The IRS announced it will transition away from using a third-party service for facial recognition to help authenticate people creating new online accounts. The transition will occur over the coming weeks in order to prevent larger disruptions to taxpayers during the filing season.

During the transition, the IRS will quickly develop and bring online an additional authentication process that does not involve facial recognition. The IRS will also continue to work with its cross-government partners to develop authentication methods that protect taxpayer data and ensure broad access to online tools.

This is good news.

Backstory

As I wrote last week, the IRS is combatting fraud by beefing up verification with facial-recognition technology: 

Late last year, the IRS announced that it would expand the number of services that would require a new type of digital verification. Instead of developing an in-house tool, the IRS outsourced verification to a private company, ID.me “to ensure that taxpayer information is only provided to the person who has a legal right to the data.”

Taxpayers are currently asked to create an ID.me account, but they can still access online services with previous IRS credentials. However, by this summer–no date announced–everyone will have to transition to ID.me sign-in.

To verify their identity with ID.me, taxpayers will have to provide a photo ID such as a driver’s license, state ID, or passport AND a selfie taken with a smartphone or computer webcam.

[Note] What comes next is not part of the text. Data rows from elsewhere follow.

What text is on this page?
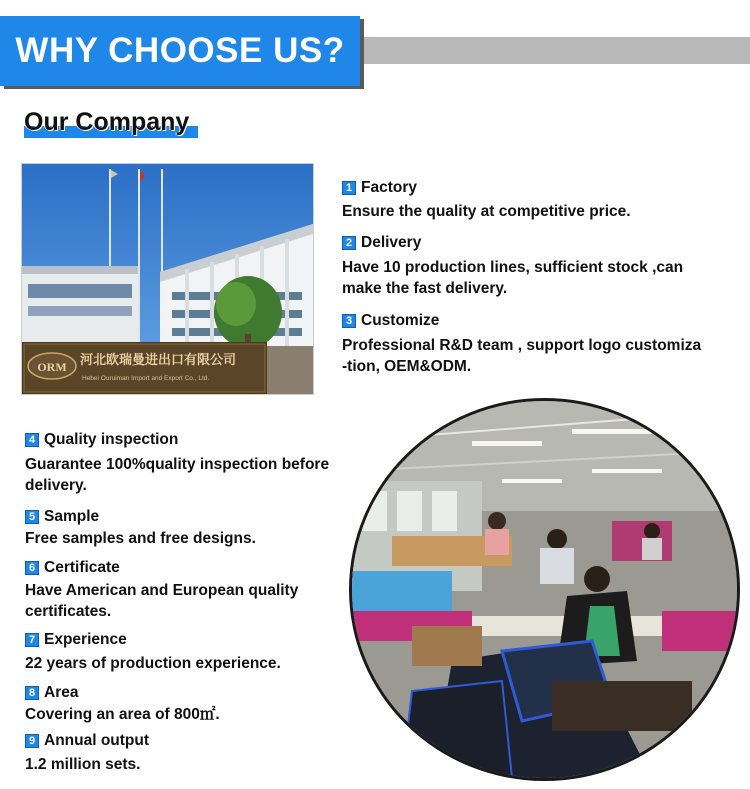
WHY CHOOSE US?
Our Company
ORM 河北欧瑞曼进出口有限公司
Hebei Ouruiman Import and Export Co., Ltd.
1 Factory
Ensure the quality at competitive price.
2 Delivery
Have 10 production lines, sufficient stock ,can
make the fast delivery.
3 Customize
Professional R&D team , support logo customiza
-tion, OEM&ODM.
4 Quality inspection
Guarantee 100%quality inspection before
delivery.
5 Sample
Free samples and free designs.
6 Certificate
Have American and European quality
certificates.
7 Experience
22 years of production experience.
8 Area
Covering an area of 800㎡.
9 Annual output
1.2 million sets.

The backlash has been bipartisan, widespread, and vociferous.

Policymakers, experts, and laypeople pushed back for various reasons including privacy, security, and tech glitches and failures.

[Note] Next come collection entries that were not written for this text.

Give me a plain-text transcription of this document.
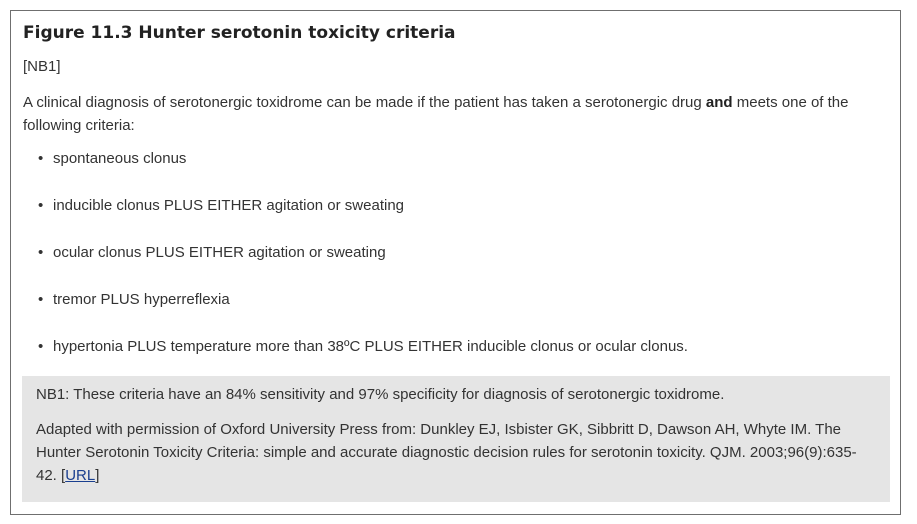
Figure 11.3 Hunter serotonin toxicity criteria
[NB1]

A clinical diagnosis of serotonergic toxidrome can be made if the patient has taken a serotonergic drug and meets one of the following criteria:

• spontaneous clonus
• inducible clonus PLUS EITHER agitation or sweating
• ocular clonus PLUS EITHER agitation or sweating
• tremor PLUS hyperreflexia
• hypertonia PLUS temperature more than 38ºC PLUS EITHER inducible clonus or ocular clonus.

NB1: These criteria have an 84% sensitivity and 97% specificity for diagnosis of serotonergic toxidrome.

Adapted with permission of Oxford University Press from: Dunkley EJ, Isbister GK, Sibbritt D, Dawson AH, Whyte IM. The Hunter Serotonin Toxicity Criteria: simple and accurate diagnostic decision rules for serotonin toxicity. QJM. 2003;96(9):635-42. [URL]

A group of Republicans sent a letter to the IRS Commissioner Chuck Rettig pointing out concerns: 

The decision millions of Americans are forced to make is to pay the toll of giving up their most personal information, biometric data, to an outside contractor or return to the era of a paper-driven bureaucracy where information moves slow, is inaccurate, and some would say is processed in ways incompatible with contemporary life.

A group of House Democrats pointed out that putting sensitive data into a biometric database makes this third-party’s treasure trove of data “a prime target for cyberattacks.”

Bottom line

Taxpayers who haven’t sent off their selfie videos can breathe a sigh of relief.

Older and vulnerable Americans, who are not technologically adept or who do not have access to the technology needed to comply with this requirement, can breathe a sigh of relief.

Citizens worried about a third party handling their extremely-sensitive personal information can also breathe a sigh of relief.

Data security should be of the utmost importance to the IRS, but it’s time to go back to the drawing board on how to do so.